Monday, October 13, 2008


I was talking to someone the other day and she commented how often I said "we". The word was striking for her because for so long she has been an "I" and additionally, when she was married and suppose to be a "we" she and he were each "I's".

I mentioned such things as we wrote out the bills, we gathered kindling wood, we cleaned up the garden, we watched a movie, we prepared dinner, we played music, we sang and on and on. We continued talking and words and insights and gratitude filled me. I explained that we have an understanding about the "I" of "We". We believe that whatever we do outside the 'we' must always be something that can come back in to the 'we' and add to or enhance the 'we-factor'. Of course we both have interests and friends that we enjoy outside the 'we'. Our vow is that those interests and relationships should never take away from or cause harm to the 'we'. I know this sounds simplistic and I must admit - it is, simple. It is for us. It makes perfect sense.

We are careful as individuals and as life's partners to filter who and what can be part of the 'we'. It is an entity worth protecting, preserving, ensuring, celebrating, honoring and sharing. People that are an extended part of our 'we' know the strength and passion of our 'we'. Most are inspired by it. Some feel it is impossible to maintain, some have run and some can't get enough. Our son said that coming home and being in the "we" gives him hope that one day he will be a "we" like us. I like that he feels that way. He is a skeptic tried and true, but not about this.

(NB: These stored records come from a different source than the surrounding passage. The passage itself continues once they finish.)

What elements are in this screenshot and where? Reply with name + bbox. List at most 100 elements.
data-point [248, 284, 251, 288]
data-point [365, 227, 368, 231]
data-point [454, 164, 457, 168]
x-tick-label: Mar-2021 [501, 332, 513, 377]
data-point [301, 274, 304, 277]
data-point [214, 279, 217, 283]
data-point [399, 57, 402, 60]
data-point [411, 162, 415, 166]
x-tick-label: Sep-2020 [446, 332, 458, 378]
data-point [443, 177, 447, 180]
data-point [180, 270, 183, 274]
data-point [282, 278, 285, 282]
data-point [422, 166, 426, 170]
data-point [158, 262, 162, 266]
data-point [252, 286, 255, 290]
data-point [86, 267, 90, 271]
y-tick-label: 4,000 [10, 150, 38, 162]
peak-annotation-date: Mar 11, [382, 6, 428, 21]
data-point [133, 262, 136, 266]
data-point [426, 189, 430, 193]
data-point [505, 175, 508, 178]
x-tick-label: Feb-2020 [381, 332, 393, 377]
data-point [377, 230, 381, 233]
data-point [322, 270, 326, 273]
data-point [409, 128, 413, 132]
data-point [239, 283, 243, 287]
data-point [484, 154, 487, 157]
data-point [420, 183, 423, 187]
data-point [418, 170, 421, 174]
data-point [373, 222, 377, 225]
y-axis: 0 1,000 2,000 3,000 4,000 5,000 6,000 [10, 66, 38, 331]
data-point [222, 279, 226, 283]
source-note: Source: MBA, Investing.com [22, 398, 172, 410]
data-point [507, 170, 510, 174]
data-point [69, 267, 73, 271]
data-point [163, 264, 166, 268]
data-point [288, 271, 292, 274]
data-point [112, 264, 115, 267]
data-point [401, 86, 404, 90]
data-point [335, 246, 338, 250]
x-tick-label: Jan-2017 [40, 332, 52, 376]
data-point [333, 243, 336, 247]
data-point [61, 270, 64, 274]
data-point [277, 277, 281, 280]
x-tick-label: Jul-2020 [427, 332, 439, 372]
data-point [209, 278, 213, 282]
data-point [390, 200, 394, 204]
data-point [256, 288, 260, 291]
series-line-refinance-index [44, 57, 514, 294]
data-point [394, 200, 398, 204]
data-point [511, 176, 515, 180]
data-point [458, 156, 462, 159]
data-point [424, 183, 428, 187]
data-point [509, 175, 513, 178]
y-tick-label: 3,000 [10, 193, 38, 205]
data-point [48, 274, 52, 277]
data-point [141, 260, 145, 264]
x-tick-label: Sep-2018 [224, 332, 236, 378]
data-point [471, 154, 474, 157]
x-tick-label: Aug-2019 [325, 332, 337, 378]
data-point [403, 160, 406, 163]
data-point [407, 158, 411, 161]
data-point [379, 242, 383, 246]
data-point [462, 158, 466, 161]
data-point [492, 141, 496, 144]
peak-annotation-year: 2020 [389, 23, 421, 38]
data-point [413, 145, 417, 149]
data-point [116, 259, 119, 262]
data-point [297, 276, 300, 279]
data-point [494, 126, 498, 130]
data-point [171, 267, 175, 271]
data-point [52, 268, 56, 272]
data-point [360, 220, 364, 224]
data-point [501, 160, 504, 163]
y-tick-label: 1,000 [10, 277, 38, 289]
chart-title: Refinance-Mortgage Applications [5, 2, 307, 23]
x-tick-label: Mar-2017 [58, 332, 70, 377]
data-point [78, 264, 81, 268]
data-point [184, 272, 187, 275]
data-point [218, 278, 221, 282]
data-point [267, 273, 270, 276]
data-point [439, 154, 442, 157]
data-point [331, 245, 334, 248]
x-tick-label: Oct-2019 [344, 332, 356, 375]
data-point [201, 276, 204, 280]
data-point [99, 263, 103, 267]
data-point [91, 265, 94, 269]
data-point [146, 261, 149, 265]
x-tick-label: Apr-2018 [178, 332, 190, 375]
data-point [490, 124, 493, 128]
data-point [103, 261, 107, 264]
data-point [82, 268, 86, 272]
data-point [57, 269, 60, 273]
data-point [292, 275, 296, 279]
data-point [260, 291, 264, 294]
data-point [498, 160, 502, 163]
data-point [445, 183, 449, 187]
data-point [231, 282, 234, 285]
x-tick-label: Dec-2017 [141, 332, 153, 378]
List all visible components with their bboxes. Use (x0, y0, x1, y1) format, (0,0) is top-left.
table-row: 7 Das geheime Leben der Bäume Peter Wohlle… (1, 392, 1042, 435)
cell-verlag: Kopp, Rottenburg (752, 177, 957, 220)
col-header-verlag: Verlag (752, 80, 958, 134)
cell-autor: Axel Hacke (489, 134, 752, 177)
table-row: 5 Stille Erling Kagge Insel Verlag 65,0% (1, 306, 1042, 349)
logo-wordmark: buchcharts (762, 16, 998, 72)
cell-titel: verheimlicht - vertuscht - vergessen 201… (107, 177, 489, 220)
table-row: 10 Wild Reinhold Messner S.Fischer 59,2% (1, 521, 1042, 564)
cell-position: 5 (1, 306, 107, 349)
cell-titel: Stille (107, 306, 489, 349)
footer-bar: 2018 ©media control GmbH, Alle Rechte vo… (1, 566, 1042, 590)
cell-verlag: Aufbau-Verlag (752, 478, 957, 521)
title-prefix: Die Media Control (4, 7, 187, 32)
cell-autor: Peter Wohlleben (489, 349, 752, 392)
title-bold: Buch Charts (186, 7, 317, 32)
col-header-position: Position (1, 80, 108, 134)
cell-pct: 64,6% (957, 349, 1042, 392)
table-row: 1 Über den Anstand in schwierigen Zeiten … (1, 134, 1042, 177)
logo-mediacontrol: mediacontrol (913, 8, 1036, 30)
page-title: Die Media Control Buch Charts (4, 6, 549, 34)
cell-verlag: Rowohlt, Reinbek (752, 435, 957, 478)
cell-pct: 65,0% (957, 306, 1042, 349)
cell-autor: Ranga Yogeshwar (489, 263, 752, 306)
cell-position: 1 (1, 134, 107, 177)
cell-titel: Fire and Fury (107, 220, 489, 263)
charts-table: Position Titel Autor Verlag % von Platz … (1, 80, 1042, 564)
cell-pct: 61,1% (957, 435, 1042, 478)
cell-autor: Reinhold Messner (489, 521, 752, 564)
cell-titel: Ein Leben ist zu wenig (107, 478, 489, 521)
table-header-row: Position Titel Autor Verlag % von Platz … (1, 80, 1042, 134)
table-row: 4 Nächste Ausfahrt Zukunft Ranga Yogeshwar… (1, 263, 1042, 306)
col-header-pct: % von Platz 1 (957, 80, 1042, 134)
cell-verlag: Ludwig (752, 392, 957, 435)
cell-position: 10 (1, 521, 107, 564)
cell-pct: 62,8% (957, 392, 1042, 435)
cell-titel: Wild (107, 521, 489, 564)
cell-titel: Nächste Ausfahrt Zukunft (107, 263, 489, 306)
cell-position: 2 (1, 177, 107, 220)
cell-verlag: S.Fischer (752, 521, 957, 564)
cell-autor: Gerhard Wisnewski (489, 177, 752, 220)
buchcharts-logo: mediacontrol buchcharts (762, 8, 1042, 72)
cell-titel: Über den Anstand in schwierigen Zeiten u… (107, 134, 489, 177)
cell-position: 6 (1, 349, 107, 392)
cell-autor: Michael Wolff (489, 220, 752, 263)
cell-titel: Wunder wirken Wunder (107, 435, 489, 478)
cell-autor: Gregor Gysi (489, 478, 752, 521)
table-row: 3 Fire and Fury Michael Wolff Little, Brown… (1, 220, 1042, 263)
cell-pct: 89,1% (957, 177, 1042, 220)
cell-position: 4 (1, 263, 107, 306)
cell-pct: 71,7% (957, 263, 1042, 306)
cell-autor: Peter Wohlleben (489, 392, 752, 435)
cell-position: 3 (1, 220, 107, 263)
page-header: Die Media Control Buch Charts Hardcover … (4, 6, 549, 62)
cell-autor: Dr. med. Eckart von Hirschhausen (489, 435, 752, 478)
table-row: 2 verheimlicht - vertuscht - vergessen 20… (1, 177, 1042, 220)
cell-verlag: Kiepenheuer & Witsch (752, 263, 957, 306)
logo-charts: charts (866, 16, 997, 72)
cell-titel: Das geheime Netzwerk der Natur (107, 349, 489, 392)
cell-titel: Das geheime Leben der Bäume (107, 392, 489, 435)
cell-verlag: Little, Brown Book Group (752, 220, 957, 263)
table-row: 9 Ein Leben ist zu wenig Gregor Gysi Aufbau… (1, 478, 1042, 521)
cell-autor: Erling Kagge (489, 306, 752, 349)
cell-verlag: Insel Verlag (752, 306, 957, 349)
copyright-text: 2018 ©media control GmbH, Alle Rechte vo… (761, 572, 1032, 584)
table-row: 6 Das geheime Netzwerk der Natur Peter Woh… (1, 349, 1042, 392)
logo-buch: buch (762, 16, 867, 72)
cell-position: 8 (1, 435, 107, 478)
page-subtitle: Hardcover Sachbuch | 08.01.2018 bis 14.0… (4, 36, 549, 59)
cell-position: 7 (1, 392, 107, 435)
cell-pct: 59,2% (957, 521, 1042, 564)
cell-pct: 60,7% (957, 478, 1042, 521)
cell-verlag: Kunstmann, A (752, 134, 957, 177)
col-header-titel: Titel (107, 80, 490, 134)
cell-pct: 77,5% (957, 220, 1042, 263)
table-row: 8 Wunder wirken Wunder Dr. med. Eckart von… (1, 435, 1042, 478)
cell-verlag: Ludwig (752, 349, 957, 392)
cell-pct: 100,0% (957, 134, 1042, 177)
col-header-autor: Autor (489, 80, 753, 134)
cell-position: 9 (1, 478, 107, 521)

'We" takes work. Don't be fooled by thinking it just happens. There are aspects of a good 'we' that have the feel of a natural order of things. Still, these need to be acknowledged and nurtured. For example, if you both have similar values about children, relationship do's and don'ts, finances, social justice, faith, work ethics, family values, sex, and so forth this all helps. However, each of these vital expressions and approaches require compromise and respect and good communication. And after all is said and done and perhaps you agree to disagree and the core 'we' is still in tact and thriving then your 'we' is strong.

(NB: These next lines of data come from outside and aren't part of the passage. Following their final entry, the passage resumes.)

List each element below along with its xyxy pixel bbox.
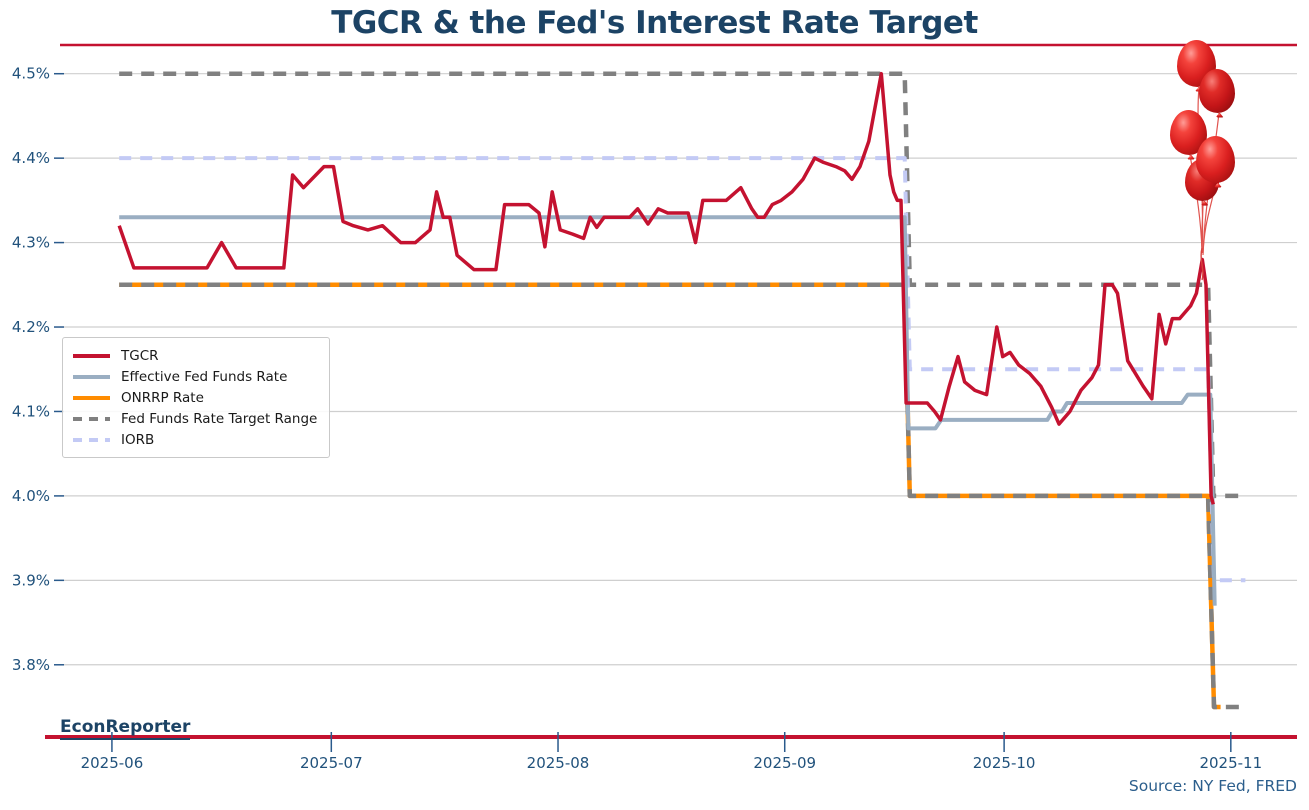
x-tick-label: 2025-07 [300, 754, 363, 772]
y-tick-label: 4.1% [12, 402, 50, 420]
legend: TGCR Effective Fed Funds Rate ONRRP Rate… [62, 337, 330, 458]
x-tick-label: 2025-11 [1199, 754, 1262, 772]
legend-item-tgcr: TGCR [73, 347, 319, 364]
y-tick-label: 4.0% [12, 487, 50, 505]
legend-item-label: Effective Fed Funds Rate [121, 368, 288, 385]
y-tick-label: 4.2% [12, 318, 50, 336]
legend-item-label: Fed Funds Rate Target Range [121, 410, 318, 427]
legend-item-label: IORB [121, 431, 155, 448]
legend-item-iorb: IORB [73, 431, 319, 448]
legend-item-onrrp: ONRRP Rate [73, 389, 319, 406]
x-tick-label: 2025-08 [527, 754, 590, 772]
x-tick-label: 2025-10 [973, 754, 1036, 772]
legend-item-effr: Effective Fed Funds Rate [73, 368, 319, 385]
econreporter-logo: EconReporter [60, 717, 191, 740]
y-tick-label: 3.8% [12, 656, 50, 674]
tgcr-line-swatch-icon [73, 353, 110, 358]
series-tgcr [117, 71, 1215, 505]
y-tick-label: 3.9% [12, 571, 50, 589]
onrrp-line-swatch-icon [73, 395, 110, 400]
series-iorb [119, 156, 1246, 583]
source-credit: Source: NY Fed, FRED [1128, 777, 1297, 795]
iorb-dashed-swatch-icon [73, 437, 110, 442]
series-target-upper [119, 71, 1242, 499]
legend-item-label: TGCR [121, 347, 159, 364]
target-range-dashed-swatch-icon [73, 416, 110, 421]
y-tick-label: 4.4% [12, 149, 50, 167]
effr-line-swatch-icon [73, 374, 110, 379]
legend-item-label: ONRRP Rate [121, 389, 204, 406]
series-target-lower [119, 282, 1240, 710]
x-tick-label: 2025-06 [81, 754, 144, 772]
page-title: TGCR & the Fed's Interest Rate Target [331, 5, 978, 41]
legend-item-target-range: Fed Funds Rate Target Range [73, 410, 319, 427]
y-tick-label: 4.5% [12, 65, 50, 83]
x-tick-label: 2025-09 [753, 754, 816, 772]
y-tick-label: 4.3% [12, 234, 50, 252]
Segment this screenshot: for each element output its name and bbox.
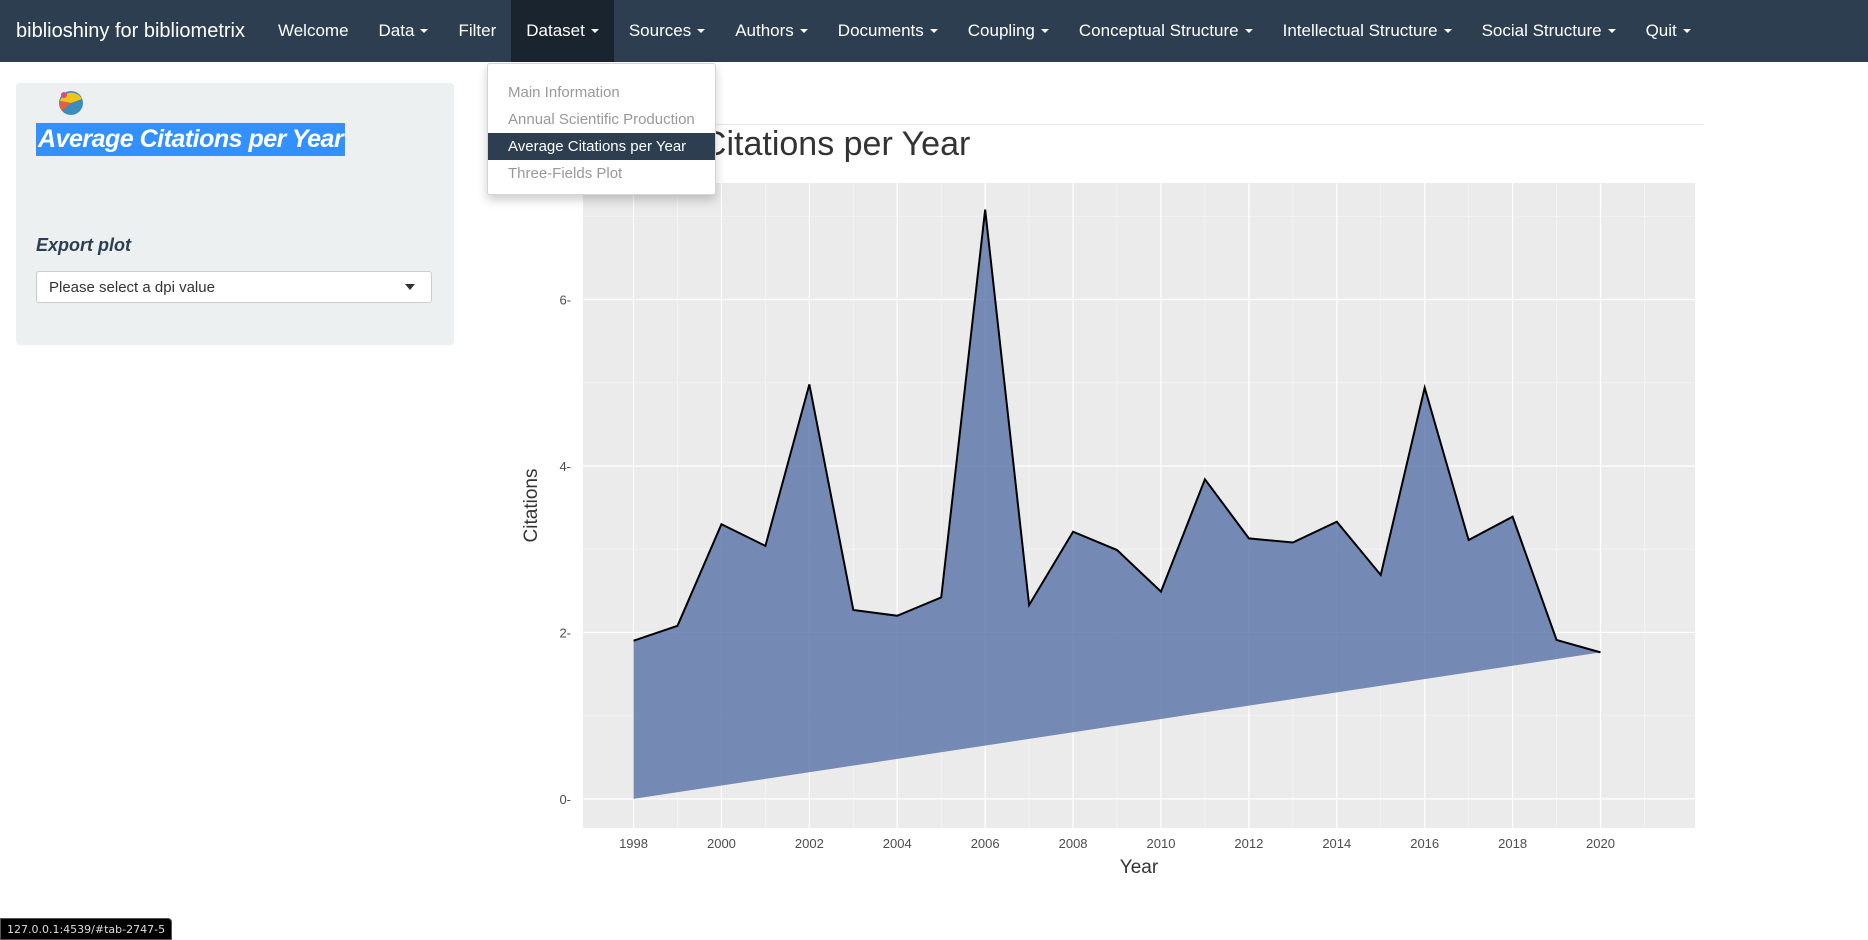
x-tick-label: 2020 bbox=[1586, 836, 1615, 851]
nav-item-coupling[interactable]: Coupling bbox=[953, 0, 1064, 62]
nav-item-label: Conceptual Structure bbox=[1078, 21, 1239, 40]
caret-down-icon bbox=[1040, 29, 1049, 33]
x-tick-label: 2008 bbox=[1059, 836, 1088, 851]
dropdown-item-annual-scientific-production[interactable]: Annual Scientific Production bbox=[508, 111, 695, 128]
nav-item-label: Dataset bbox=[526, 21, 585, 40]
x-tick-label: 2000 bbox=[707, 836, 736, 851]
caret-down-icon bbox=[1607, 29, 1616, 33]
y-axis-label: Citations bbox=[521, 469, 542, 543]
nav-item-label: Welcome bbox=[277, 21, 349, 40]
nav-item-dataset[interactable]: Dataset bbox=[511, 0, 614, 62]
x-tick-label: 2010 bbox=[1147, 836, 1176, 851]
caret-down-icon bbox=[697, 29, 706, 33]
nav-item-conceptual-structure[interactable]: Conceptual Structure bbox=[1064, 0, 1268, 62]
page-title: Average Citations per Year bbox=[36, 123, 346, 156]
navbar: biblioshiny for bibliometrix Welcome Data… bbox=[0, 0, 1868, 62]
citations-line bbox=[633, 209, 1601, 654]
chevron-down-icon bbox=[405, 284, 415, 290]
x-axis-label: Year bbox=[1120, 857, 1159, 878]
caret-down-icon bbox=[590, 29, 599, 33]
nav-item-label: Authors bbox=[735, 21, 794, 40]
caret-down-icon bbox=[420, 29, 429, 33]
status-url: 127.0.0.1:4539/#tab-2747-5 bbox=[0, 918, 173, 940]
dropdown-item-main-information[interactable]: Main Information bbox=[508, 84, 620, 101]
nav-item-intellectual-structure[interactable]: Intellectual Structure bbox=[1268, 0, 1467, 62]
y-tick-label: 0- bbox=[559, 792, 571, 807]
nav-item-label: Intellectual Structure bbox=[1282, 21, 1438, 40]
nav-item-label: Coupling bbox=[967, 21, 1035, 40]
nav-item-quit[interactable]: Quit bbox=[1631, 0, 1706, 62]
nav-item-filter[interactable]: Filter bbox=[443, 0, 511, 62]
x-tick-label: 2002 bbox=[795, 836, 824, 851]
nav-menu: Welcome Data Filter Dataset Sources Authors Do… bbox=[263, 0, 1706, 62]
caret-down-icon bbox=[1443, 29, 1452, 33]
dpi-select[interactable]: Please select a dpi value bbox=[36, 271, 432, 303]
nav-item-label: Sources bbox=[628, 21, 692, 40]
caret-down-icon bbox=[929, 29, 938, 33]
caret-down-icon bbox=[799, 29, 808, 33]
caret-down-icon bbox=[1244, 29, 1253, 33]
dropdown-item-three-fields-plot[interactable]: Three-Fields Plot bbox=[508, 165, 623, 182]
sidebar-panel: Average Citations per Year Export plot P… bbox=[16, 83, 454, 345]
nav-item-welcome[interactable]: Welcome bbox=[263, 0, 364, 62]
caret-down-icon bbox=[1682, 29, 1691, 33]
y-tick-label: 2- bbox=[559, 625, 571, 640]
nav-item-social-structure[interactable]: Social Structure bbox=[1467, 0, 1631, 62]
nav-item-documents[interactable]: Documents bbox=[823, 0, 953, 62]
y-tick-label: 4- bbox=[559, 459, 571, 474]
nav-item-label: Documents bbox=[837, 21, 924, 40]
x-tick-label: 2016 bbox=[1410, 836, 1439, 851]
y-tick-label: 6- bbox=[559, 293, 571, 308]
nav-item-label: Data bbox=[378, 21, 415, 40]
x-tick-label: 2006 bbox=[971, 836, 1000, 851]
x-tick-label: 2012 bbox=[1234, 836, 1263, 851]
dataset-dropdown-menu: Main Information Annual Scientific Produc… bbox=[487, 63, 716, 195]
app-brand[interactable]: biblioshiny for bibliometrix bbox=[16, 19, 245, 42]
nav-item-authors[interactable]: Authors bbox=[720, 0, 823, 62]
nav-item-label: Quit bbox=[1645, 21, 1677, 40]
dpi-select-placeholder: Please select a dpi value bbox=[49, 278, 215, 296]
nav-item-data[interactable]: Data bbox=[364, 0, 444, 62]
citations-area bbox=[633, 209, 1601, 799]
x-tick-label: 2014 bbox=[1322, 836, 1351, 851]
bibliometrix-logo-icon bbox=[59, 91, 83, 115]
dropdown-item-average-citations-per-year[interactable]: Average Citations per Year bbox=[488, 133, 715, 160]
x-tick-label: 2004 bbox=[883, 836, 912, 851]
divider bbox=[500, 124, 1704, 125]
nav-item-label: Social Structure bbox=[1481, 21, 1602, 40]
nav-item-label: Filter bbox=[458, 21, 497, 40]
nav-item-sources[interactable]: Sources bbox=[614, 0, 720, 62]
x-tick-label: 2018 bbox=[1498, 836, 1527, 851]
export-plot-label: Export plot bbox=[36, 235, 131, 255]
x-tick-label: 1998 bbox=[619, 836, 648, 851]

It is often in our ability to love despite differences that strengthens the 'we'. You know when the difference is such that it becomes a violation of self. It is then that the 'we' crumbles. People elude themselves into believing that such violations will not destroy the 'we-factor' but it always does. If you are lucky or pro-active you will know before you create the 'we' that the other half of your possible 'we' is someone whose values and ethics will violate you. Many ignore the obvious because they think they can change the other person. That is the biggest false hope of all. No one can change anyone else. Many have died trying. The core person will always be - so it is best to know what that is and decide if it is a core you can embrace as part of your 'we'.

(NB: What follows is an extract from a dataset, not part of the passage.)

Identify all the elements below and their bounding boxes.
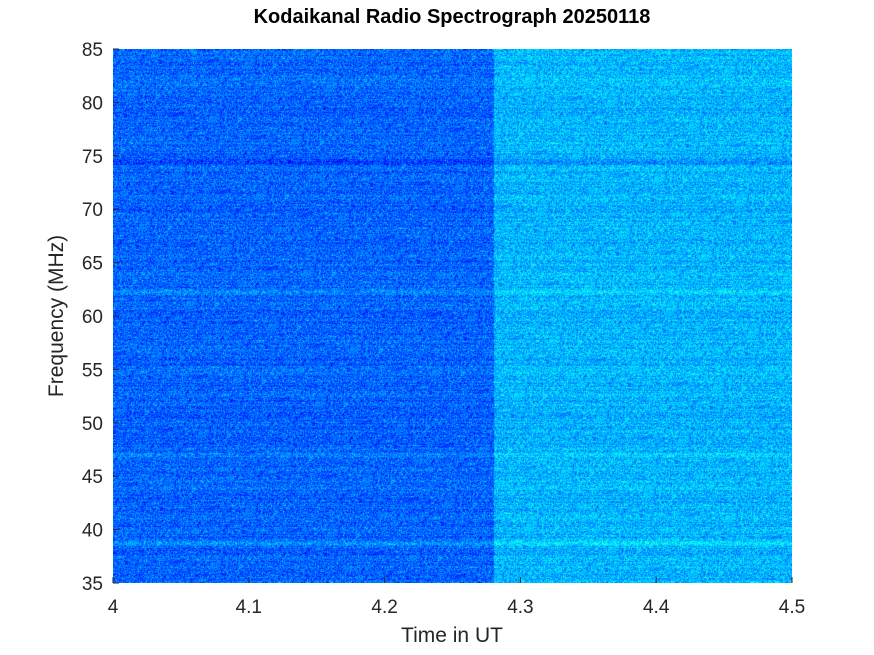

I have been in significant relationships where I have ignored the obvious. In many ways I felt challenged by thinking I would be the one to bring this person around to see it my way. Hah!! Each of these relationships ended miserably with ample time necessary to recoup.

I waited and explored before I became part of my current 'we'. A 'we' for two decades now. There is nothing about him I want to change and there is nothing about me he wants to change. The differences are exciting, and at times even annoying, but never violating. Our core values around all the major issues are similar and where we may differ we easily compromise. Choices we make outside our 'we' are always choices that we can bring back happily to our 'we' to share. When mistakes are made they are not so harmful as to separate either of us from being 'we'. We forgive. I watched a movie the other night and it spoke to five elements, as follows:

1- life isn't always fair
2- regard loyalty
3- sacrifice
4- forgive
5- dance with memories -love lives on in them

I am trying to say, - ally yourself with someone who believes in you just as you are and that you can believe in just as they are. One has to know and love themselves first, for that to happen. Never compromise your values to not be alone and never ever become someone you are not. And when you think you have to change someone for you to be happy, chances are you will never be happy. People pretty much show and tell us who they are rather quickly. Believe what they show you and tell you.

I hope any of you reading this know your own value and worth and that you find someone or have someone that by their design lives a life that just by chance, blends with yours and the 'we' that is created will honor and sustain you both forever.



Comrade Kevin said...

We is fine, so long as I doesn't get submerged underneath it all into a kind of co-dependency.

Ideally, a relationship should be an equitable partnership between two people. Many people get married or involved in relationship for selfish reasons or remain in them out of a kind of mulishness that does them no good at all.

Gail said...

Hi Kevin-

I agree with your thoughts. Also, that is why I spoke about the issue of people ignoring the 'obvious' so they are not alone. That never works. And in regards to co-dependency? There is always an element of that in every relationship. The "we" I am in is free.....and free is good. It just so happens that what we choose to do and be while free luckily has a good effect on the "we". Ya know?

Good to hear from you Kevin, as always.